Science Fiction Magazine Review

Asimov's Science Fiction, October/November 2005

Reviewed date: 2005 Sep 5
240 pages
cover art

This is a pretty good issue of Asimov's. I particularly enjoyed Betting on Eureka, although Back to Moab isn't bad either. Bank Run had a lot of promise but somehow indefinably failed to deliver. Memory Work reminded me too much of Dawn by Octavia Butler. Finally, Cruel Sistah--while a good story--is not science fiction and is only barely fantasy.

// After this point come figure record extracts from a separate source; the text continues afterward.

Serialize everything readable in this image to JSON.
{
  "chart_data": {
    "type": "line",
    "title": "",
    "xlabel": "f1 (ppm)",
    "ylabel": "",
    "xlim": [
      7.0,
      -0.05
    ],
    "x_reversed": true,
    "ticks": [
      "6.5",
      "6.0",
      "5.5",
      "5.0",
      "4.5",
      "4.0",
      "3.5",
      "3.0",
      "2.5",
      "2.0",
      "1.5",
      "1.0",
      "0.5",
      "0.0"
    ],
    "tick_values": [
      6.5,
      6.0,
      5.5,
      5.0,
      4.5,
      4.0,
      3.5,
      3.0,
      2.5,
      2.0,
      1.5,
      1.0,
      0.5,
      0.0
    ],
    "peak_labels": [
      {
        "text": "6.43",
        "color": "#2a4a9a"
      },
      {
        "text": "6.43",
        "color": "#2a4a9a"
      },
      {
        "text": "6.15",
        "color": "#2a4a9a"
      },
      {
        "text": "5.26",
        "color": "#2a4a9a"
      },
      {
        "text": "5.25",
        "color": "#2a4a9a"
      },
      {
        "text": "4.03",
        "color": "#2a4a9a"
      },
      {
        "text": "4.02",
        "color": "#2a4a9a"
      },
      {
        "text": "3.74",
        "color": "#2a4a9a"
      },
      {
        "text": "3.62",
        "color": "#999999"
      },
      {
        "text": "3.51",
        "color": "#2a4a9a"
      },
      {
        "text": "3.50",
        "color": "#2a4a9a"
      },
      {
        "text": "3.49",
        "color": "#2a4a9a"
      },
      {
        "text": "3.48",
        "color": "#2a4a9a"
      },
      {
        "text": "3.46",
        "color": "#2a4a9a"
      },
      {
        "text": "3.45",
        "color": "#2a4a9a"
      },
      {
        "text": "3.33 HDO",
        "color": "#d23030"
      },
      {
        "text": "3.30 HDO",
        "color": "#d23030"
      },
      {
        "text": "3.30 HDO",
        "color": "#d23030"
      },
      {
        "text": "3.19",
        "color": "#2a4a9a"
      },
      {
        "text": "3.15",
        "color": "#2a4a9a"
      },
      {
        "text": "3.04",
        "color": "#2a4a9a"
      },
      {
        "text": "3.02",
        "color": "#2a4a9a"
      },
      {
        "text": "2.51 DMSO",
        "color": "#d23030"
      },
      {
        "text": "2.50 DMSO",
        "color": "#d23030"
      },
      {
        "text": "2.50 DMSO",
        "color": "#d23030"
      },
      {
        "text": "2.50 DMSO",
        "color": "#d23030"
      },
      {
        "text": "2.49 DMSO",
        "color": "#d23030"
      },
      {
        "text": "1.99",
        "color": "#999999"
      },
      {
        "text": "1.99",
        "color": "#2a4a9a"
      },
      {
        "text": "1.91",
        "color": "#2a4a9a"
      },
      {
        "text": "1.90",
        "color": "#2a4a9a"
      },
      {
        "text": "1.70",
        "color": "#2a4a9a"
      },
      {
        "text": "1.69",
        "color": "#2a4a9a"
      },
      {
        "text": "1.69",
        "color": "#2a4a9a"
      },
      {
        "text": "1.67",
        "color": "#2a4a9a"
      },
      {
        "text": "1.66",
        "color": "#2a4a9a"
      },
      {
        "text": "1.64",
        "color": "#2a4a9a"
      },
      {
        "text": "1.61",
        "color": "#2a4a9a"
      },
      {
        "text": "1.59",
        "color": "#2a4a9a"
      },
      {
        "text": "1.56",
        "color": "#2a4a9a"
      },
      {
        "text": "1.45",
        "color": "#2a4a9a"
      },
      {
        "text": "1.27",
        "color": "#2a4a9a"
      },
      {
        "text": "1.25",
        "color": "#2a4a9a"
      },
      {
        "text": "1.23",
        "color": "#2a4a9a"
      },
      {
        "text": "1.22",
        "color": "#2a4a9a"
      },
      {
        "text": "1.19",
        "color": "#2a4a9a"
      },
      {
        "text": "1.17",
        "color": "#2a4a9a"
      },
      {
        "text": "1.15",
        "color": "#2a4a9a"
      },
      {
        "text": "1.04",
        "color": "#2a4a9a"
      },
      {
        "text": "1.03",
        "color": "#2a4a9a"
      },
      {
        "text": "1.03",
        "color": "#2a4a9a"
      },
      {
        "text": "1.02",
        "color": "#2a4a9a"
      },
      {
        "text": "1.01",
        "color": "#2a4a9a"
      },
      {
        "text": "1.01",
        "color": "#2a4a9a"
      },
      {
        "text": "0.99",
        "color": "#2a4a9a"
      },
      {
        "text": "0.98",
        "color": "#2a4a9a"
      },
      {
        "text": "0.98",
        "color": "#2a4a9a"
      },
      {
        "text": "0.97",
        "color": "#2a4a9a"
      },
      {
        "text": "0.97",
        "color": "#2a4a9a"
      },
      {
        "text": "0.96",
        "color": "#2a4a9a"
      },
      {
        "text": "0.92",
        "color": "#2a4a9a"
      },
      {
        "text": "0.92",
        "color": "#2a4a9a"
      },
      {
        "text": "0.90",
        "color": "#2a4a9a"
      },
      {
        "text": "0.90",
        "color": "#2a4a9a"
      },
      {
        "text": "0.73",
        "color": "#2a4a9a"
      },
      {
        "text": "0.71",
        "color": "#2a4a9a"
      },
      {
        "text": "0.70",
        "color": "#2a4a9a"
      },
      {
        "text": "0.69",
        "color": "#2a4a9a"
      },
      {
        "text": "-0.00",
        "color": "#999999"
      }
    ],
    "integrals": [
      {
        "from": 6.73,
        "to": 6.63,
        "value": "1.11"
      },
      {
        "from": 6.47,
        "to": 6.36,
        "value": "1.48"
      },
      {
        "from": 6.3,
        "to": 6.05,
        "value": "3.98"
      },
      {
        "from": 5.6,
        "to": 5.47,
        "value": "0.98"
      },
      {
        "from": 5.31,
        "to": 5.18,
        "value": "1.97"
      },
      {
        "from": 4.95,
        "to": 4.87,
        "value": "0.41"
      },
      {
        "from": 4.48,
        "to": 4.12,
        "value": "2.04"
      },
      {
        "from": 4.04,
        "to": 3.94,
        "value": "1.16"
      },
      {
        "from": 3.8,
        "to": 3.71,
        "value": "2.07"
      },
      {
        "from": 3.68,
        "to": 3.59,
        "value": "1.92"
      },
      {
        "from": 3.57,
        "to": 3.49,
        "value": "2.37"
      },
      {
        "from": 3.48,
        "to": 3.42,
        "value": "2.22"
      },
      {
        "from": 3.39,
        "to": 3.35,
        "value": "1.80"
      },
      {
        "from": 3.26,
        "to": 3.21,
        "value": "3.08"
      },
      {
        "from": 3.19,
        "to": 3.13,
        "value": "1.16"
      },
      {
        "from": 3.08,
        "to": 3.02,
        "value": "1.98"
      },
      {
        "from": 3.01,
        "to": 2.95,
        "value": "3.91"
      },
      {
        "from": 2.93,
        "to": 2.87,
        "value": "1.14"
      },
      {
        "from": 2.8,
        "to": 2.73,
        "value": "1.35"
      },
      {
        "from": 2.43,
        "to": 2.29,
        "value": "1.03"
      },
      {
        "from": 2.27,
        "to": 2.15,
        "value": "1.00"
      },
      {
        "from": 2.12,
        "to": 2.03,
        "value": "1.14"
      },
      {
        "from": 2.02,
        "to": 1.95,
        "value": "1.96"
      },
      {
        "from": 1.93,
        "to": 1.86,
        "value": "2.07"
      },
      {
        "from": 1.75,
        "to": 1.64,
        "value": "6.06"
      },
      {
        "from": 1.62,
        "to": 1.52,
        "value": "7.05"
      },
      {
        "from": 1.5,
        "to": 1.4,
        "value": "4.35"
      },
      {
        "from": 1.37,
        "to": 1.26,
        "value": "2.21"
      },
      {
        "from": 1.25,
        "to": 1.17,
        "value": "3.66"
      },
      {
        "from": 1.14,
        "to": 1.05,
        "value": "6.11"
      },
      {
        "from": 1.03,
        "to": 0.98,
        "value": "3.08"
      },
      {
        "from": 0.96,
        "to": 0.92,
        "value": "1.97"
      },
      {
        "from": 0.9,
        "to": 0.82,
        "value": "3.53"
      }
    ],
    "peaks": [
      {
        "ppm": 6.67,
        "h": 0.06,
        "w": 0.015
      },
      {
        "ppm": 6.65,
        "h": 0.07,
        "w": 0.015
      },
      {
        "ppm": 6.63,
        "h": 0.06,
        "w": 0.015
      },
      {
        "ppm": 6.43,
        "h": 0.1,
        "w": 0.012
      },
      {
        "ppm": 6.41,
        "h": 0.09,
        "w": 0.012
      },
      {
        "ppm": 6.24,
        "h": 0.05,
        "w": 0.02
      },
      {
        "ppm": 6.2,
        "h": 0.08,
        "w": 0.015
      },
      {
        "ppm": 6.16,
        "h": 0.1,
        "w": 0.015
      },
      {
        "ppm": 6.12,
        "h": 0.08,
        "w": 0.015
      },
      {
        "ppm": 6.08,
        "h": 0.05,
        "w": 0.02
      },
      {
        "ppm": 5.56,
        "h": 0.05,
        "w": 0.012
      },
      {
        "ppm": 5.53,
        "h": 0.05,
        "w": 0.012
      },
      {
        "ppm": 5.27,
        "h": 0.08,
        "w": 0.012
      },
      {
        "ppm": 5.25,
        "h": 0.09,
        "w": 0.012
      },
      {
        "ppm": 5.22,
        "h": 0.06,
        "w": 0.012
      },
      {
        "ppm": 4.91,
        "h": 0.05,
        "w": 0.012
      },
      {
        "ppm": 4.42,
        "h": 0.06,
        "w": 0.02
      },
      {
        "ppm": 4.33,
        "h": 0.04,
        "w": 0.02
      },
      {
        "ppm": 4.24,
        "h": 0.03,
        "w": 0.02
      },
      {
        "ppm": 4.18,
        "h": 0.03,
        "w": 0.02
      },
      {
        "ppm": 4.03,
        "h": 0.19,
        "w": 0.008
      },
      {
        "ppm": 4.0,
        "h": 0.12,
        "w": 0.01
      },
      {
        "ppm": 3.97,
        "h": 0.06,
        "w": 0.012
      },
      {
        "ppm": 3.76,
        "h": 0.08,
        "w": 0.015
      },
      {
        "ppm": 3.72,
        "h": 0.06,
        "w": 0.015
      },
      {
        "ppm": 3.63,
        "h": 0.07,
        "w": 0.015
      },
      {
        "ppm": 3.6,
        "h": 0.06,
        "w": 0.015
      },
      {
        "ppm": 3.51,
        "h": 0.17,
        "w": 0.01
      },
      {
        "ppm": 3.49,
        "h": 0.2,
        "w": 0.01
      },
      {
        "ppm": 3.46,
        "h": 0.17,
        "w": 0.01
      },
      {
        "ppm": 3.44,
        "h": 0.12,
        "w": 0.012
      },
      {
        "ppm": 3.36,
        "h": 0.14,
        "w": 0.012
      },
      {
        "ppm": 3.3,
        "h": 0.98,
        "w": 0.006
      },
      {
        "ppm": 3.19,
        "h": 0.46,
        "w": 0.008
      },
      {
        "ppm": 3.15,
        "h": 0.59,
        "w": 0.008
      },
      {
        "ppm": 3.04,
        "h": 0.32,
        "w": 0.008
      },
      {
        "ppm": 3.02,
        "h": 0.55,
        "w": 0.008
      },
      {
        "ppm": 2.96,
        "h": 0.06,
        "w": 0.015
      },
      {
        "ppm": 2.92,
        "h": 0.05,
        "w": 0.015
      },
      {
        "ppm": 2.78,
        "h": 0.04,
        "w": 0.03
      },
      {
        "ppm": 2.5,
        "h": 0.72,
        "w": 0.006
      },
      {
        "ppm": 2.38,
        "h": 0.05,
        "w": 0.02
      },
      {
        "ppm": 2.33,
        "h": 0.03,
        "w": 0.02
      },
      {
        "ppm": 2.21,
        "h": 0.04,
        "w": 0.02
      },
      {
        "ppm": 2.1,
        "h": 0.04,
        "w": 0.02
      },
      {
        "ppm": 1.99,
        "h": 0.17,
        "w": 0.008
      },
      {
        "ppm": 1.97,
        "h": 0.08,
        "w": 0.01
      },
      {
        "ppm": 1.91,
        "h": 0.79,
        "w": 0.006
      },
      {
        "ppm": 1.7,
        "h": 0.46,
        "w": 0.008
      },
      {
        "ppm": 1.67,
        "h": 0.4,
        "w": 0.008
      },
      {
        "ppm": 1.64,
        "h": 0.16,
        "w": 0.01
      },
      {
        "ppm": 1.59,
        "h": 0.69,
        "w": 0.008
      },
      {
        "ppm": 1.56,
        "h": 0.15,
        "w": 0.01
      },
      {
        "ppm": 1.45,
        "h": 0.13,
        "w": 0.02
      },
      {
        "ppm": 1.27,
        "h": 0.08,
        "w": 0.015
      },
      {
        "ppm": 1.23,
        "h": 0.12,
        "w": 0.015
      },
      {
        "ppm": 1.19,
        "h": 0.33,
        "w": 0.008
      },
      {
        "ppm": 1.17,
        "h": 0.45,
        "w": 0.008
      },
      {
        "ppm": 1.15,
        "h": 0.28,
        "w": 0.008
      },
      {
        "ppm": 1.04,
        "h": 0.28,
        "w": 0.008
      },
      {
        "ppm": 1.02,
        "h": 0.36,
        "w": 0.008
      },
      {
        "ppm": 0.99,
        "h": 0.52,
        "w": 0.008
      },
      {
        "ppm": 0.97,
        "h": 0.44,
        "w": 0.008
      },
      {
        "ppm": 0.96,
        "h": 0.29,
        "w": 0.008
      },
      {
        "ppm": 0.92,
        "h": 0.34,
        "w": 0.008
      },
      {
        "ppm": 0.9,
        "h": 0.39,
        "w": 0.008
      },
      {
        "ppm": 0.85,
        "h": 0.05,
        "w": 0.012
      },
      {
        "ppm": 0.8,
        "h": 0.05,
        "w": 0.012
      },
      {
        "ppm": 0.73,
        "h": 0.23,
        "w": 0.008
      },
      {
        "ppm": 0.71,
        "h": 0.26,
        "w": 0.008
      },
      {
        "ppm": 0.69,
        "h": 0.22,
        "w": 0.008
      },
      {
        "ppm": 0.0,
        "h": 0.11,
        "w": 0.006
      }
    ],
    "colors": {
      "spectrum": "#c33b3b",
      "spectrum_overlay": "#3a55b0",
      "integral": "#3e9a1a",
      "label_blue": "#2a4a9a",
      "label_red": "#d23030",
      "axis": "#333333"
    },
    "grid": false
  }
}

  • Novella: Bank Run, by Tom Purdom - On a new colony planet there is no real government, but the bankers run the economy competently. But now one banker is fighting for his life against another banker. Neat idea for a proto-anarchist society, but it just didn't engage me.
  • Novelette: Memory Work, by L. Timmel Duchamp - Aliens capture woman from Earth, feed her the memories of hundreds of people, and ask her to remember things for them.
  • Novelette: Out of the Box, by Steve Martinez - With new brain implants, men can remotely control waldos, but when they sleep the implanted AIs have a mind of their own.
  • Novelette: Pericles the Tyrant, by Lois Tilton - Sophocles writes political plays in ancient Athens, and manages to get himself banished by his friend Pericles.
  • Novelette: Back to Moab, by Phillip C. Jennings - Hidden in a monastery is a gateway to another world, called Moab. The monks limit access, but some men find the secret and are determined to travel to Moab and see what use they can make of a whole new world.
  • Novelette: Dark Flowers, Inverse Moon, by Jay Lake - Fantasy story of a Skilled (that is, magic) woman whose Skill is Finding. She teams up with other Skilled to reach into the afterlife and stop an evil man.
  • Nightmare, by M. Bennardo - The wraith exhibit at the zoo gives a man nightmares, but his son Ryan wants to see the wraith.
  • The God Engine, by Ted Kosmatka - A brilliant scientist dies after inventing only half of the fantastic interstellar space drive. It is hoped that his clones will grow up to discover the rest of the secret.
  • Overlay, by Jack Skillingstead - A man sells himself to a rider who uses a mind-control unit to take control of his body for possibly nefarious purposes.
  • Betting on Eureka, by Geoffrey A. Landis - Meteor miner claims to know the location of Eureka, the fabled asteroid made of gold, copper, and scandium.
  • Cruel Sistah, by Nisi Shawl - Girl murders her sister for her hair.